Il provvedimento Cip n. 6/92 continua a rappresentare il più rilevante sistema di incentivazione delle fonti rinnovabili e cosiddette assimilate, sia in termini di quantità di energia ritirata dalla rete pubblica (50 TWh, di cui circa l’80% prodotta da impianti alimentati da fonti assimilate alle rinnovabili, che includono i combustibili fossili commerciali), sia in termini di oneri posti a carico del sistema pubblico. Detti oneri ammontano infatti a circa 3.600 milioni di euro all’anno e costituiscono il più rilevante dei cosiddetti oneri generali del sistema elettrico (oneri parafiscali), posti a carico dei clienti finali del servizio elettrico attraverso la componente A3 della tariffa elettrica, che incide per circa l’8% della tariffa media nazionale prima delle imposte.
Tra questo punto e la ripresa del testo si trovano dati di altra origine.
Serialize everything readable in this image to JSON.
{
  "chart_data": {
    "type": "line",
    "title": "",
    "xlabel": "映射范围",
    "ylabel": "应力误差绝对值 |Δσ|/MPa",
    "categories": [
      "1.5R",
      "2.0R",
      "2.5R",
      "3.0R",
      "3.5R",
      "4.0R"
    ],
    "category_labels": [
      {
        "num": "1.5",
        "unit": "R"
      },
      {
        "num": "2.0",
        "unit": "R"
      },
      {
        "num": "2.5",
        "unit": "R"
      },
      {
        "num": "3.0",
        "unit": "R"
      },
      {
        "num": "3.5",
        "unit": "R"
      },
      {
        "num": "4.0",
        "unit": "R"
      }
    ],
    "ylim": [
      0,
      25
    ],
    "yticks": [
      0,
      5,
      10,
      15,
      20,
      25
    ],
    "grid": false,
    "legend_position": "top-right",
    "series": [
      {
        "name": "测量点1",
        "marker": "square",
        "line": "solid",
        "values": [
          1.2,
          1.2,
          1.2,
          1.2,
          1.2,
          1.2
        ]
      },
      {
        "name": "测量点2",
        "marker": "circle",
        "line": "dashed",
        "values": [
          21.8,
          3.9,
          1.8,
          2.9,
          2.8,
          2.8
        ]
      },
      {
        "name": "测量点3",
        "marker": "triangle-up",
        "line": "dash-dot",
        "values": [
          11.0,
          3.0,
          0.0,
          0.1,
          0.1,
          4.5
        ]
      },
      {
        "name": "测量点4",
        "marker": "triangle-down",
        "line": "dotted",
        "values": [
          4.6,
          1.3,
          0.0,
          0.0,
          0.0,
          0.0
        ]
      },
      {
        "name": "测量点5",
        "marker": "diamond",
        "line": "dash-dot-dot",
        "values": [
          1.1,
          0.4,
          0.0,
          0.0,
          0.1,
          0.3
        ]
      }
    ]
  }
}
Il provvedimento Cip n. 6/92 esaurirà i suoi effetti solo nel 2020, con un onere complessivo previsto tra 20 e 25 miliardi di euro.

In considerazione della rilevanza economica degli oneri posti a carico del sistema elettrico dal provvedimento Cip 6, l’Autorità, sin dal 2004, ha deciso di intensificare ed estendere le verifiche ed i sopralluoghi sugli impianti di produzione incentivati, avvalendosi della Cassa conguaglio per il settore elettrico. La CCSE ha quindi costituito un Comitato di esperti che ha emanato un Regolamento per l’effettuazione delle verifiche e dei sopralluoghi ed ha proceduto alla selezione, tramite bandi, di un pool di esperti verificatori provenienti dal mondo universitario e dall’industria.

Il programma di verifiche ispettive sugli impianti di produzione incentivati, per accertare la sussistenza dei presupposti secondo i quali gli impianti hanno usufruito di incentivazioni, prevedeva un obiettivo triennale di 150 impianti da verificare, tramite sopralluogo, di cui la terza annualità (2008), recentemente approvata dal Comitato di gestione della CCSE, riguarderà 50 impianti per oltre 3.200 MW.

NOTA

Le fonti rinnovabili. Secondo il Cip 6, sono considerati impianti alimentati da fonti rinnovabili quelli utilizzano il sole, il vento, l’acqua, le risorse geotermiche, le maree, il moto ondoso e la trasformazione dei rifiuti organici e inorganici o di biomasse;

Le fonti energetiche ‘assimilate’ sono risorse di origine fossile; il Cip 6 comprende gli impianti di cogenerazione, gli impianti che utilizzano calore di recupero, fumi di scarico e gli impianti che utilizzano gli scarti residui di lavorazione e/o di processi e quelli che utilizzano fonti fossili prodotte esclusivamente da giacimenti minori. L’80,5% dell’energia elettrica Cip 6 è prodotta da fonti assimilate.